I wonder exactly how much time the show covered from start to finish from the characters' perspective. There seemed to be some pretty significant time jumps in the last couple episodes.
 
I wonder exactly how much time the show covered from start to finish from the characters' perspective. There seemed to be some pretty significant time jumps in the last couple episodes.
A lot of Bearimys.
 
Yeah, of course, but the characters did seem to still experience time the same way they did when they were alive, and I believe there was a reference to something happening over the course 800 years at one point.
 
I wonder exactly how much time the show covered from start to finish from the characters' perspective. There seemed to be some pretty significant time jumps in the last couple episodes.
I was wondering this same thing. Didn’t Janet tell Jason when she came back to the door, that it had been a thousand bearimys since she had left him there? And;some additional time went by after that. Wish we had a better idea of how long bearimys are.
 
A very lovely Rolling Stone interview with Kristen Bell where she talked about her reactions to the finale, finishing up the series, and what she's up to now (short answer: her interesting kids).

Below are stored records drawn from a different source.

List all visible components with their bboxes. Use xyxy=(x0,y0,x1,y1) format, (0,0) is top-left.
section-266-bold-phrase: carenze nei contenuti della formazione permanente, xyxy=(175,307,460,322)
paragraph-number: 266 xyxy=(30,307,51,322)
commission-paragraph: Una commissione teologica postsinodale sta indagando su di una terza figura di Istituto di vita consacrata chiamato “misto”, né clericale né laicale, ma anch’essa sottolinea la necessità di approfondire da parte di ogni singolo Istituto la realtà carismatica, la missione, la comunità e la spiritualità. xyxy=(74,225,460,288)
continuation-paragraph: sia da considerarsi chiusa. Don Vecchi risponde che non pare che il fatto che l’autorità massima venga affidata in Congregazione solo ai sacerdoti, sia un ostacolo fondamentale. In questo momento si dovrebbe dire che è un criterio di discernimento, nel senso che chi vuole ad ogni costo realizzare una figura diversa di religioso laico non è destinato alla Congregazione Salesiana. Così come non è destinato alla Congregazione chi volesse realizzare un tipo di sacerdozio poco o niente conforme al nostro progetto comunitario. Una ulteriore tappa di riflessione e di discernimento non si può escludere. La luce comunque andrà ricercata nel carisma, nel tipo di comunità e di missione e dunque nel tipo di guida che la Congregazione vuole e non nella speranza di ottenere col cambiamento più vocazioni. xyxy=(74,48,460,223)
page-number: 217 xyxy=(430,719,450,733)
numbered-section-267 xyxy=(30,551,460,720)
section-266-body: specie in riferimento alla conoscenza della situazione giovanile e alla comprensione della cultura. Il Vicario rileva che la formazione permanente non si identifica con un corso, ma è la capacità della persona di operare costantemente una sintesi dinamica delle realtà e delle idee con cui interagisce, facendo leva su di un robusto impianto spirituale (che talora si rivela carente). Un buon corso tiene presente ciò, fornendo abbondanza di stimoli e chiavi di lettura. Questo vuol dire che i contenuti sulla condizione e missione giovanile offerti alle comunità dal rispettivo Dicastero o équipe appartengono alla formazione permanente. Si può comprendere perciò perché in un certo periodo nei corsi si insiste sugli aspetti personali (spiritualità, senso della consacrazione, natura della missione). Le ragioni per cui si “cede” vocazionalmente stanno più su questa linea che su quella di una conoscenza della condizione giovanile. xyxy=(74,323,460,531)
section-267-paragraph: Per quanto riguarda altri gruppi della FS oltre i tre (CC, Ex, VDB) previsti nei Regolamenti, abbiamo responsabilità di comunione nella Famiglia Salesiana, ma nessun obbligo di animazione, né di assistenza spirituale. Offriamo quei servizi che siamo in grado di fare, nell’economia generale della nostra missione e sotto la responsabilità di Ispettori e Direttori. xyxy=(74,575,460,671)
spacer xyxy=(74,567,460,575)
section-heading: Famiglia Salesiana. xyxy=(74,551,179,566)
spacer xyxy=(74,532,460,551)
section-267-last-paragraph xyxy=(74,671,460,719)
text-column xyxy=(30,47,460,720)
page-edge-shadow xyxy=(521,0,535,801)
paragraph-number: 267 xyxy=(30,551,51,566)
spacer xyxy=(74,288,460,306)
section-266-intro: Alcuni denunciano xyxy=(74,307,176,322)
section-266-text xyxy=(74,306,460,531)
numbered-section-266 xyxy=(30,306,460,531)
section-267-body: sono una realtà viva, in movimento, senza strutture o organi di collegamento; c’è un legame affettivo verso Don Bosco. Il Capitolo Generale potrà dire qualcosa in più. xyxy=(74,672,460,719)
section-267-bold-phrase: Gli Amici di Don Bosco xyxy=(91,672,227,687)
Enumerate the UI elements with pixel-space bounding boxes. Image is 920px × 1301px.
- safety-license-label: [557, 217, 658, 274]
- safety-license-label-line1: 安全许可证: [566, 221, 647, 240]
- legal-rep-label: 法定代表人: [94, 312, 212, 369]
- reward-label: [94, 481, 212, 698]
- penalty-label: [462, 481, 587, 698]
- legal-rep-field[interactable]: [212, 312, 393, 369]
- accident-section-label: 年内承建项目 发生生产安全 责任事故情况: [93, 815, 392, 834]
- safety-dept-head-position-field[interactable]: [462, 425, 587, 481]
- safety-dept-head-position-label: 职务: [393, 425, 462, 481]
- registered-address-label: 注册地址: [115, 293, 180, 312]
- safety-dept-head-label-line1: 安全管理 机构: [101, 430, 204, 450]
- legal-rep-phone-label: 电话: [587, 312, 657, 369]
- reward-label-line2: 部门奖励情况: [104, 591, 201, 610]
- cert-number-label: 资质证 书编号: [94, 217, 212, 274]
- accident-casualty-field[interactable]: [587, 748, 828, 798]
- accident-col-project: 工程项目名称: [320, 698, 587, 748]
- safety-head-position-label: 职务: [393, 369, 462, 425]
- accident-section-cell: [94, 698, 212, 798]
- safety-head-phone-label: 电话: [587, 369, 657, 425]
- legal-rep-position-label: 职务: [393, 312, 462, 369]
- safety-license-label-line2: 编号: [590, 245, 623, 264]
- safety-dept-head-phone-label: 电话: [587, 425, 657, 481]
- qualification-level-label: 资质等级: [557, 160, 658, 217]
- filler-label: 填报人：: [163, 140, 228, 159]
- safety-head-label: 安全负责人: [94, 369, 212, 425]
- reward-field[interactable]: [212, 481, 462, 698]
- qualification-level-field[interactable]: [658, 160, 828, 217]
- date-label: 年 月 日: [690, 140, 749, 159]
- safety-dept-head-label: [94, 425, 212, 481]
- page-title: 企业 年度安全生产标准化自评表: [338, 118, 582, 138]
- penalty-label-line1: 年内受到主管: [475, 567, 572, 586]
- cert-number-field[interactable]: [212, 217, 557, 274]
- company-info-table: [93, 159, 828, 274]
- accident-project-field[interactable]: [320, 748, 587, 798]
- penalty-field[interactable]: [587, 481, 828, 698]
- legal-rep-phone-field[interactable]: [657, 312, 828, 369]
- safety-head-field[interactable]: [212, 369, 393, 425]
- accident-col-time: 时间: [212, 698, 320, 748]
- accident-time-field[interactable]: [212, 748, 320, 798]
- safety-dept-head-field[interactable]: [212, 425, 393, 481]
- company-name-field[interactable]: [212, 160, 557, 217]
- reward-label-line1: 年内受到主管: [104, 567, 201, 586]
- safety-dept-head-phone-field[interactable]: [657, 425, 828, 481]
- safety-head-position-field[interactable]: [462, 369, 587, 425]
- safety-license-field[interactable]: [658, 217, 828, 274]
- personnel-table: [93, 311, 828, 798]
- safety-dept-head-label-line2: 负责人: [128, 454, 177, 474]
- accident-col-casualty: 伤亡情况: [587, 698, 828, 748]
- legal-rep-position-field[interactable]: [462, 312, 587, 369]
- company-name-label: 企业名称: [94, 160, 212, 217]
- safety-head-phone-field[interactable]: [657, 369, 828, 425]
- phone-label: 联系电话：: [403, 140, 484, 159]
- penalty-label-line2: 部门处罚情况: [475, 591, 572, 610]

Interesting that the actors were all wrapped at different days, so saying good bye was a multi part thing for them. That has to be hard. I didn’t notice the thing the article mentioned about Eleanor’s essence after she walked through the door. I’m going to rewatch tonight.
A Bearimy is 1094.7 Groundhog Days. I may be rounding.
Was this mentioned in the show?
 
Watched the finale again. Yeah, I completely missed the part at the end where Eleanor’s essence went to earth and nudged Michael’s neighbor into retrieving the letter from the trash and handing it to Michael. The interesting thing was how happy that little nothing card made Michael. I just wonder if Michael’s use of one of Eleanor’s catch phrase meant he knew that she was somehow involved.

And Janet did say that it had been 1,000 bearimys since she left Jason at the door. If one bearimy is 1,094 days, that meant Jason waited the equivalent of about 3,000 years, at least by my admittedly shakey grasp of math. That is kind of a mind blower.
 
What's her name in the middle place said that she rebooted what's his name Janet's ex (I'm awful with names) 100,000 times. Even if it was 20 times a day, that's still 5,000 years.
 
I loved the super evolved Derek.
There was an interview I read where they addressed the last scene, and the idea behind it is that after people walk through the door parts of the soul or essence or whatever, return to Earth and influence living people to be better.
 
I'm kind of confused as to why it appeared Michael didn't get given a complete human life, birth to death, or if he was starting from scratch with a wiped memory, or did he retain his previous knowledge. Were we only seeing the parts of Michael's life where he looked like geriatric Ted Danson?
 
I'm kind of confused as to why it appeared Michael didn't get given a complete human life, birth to death, or if he was starting from scratch with a wiped memory, or did he retain his previous knowledge. Were we only seeing the parts of Michael's life where he looked like geriatric Ted Danson?

They said he'd start that way. He wasn't born to a human family or anything.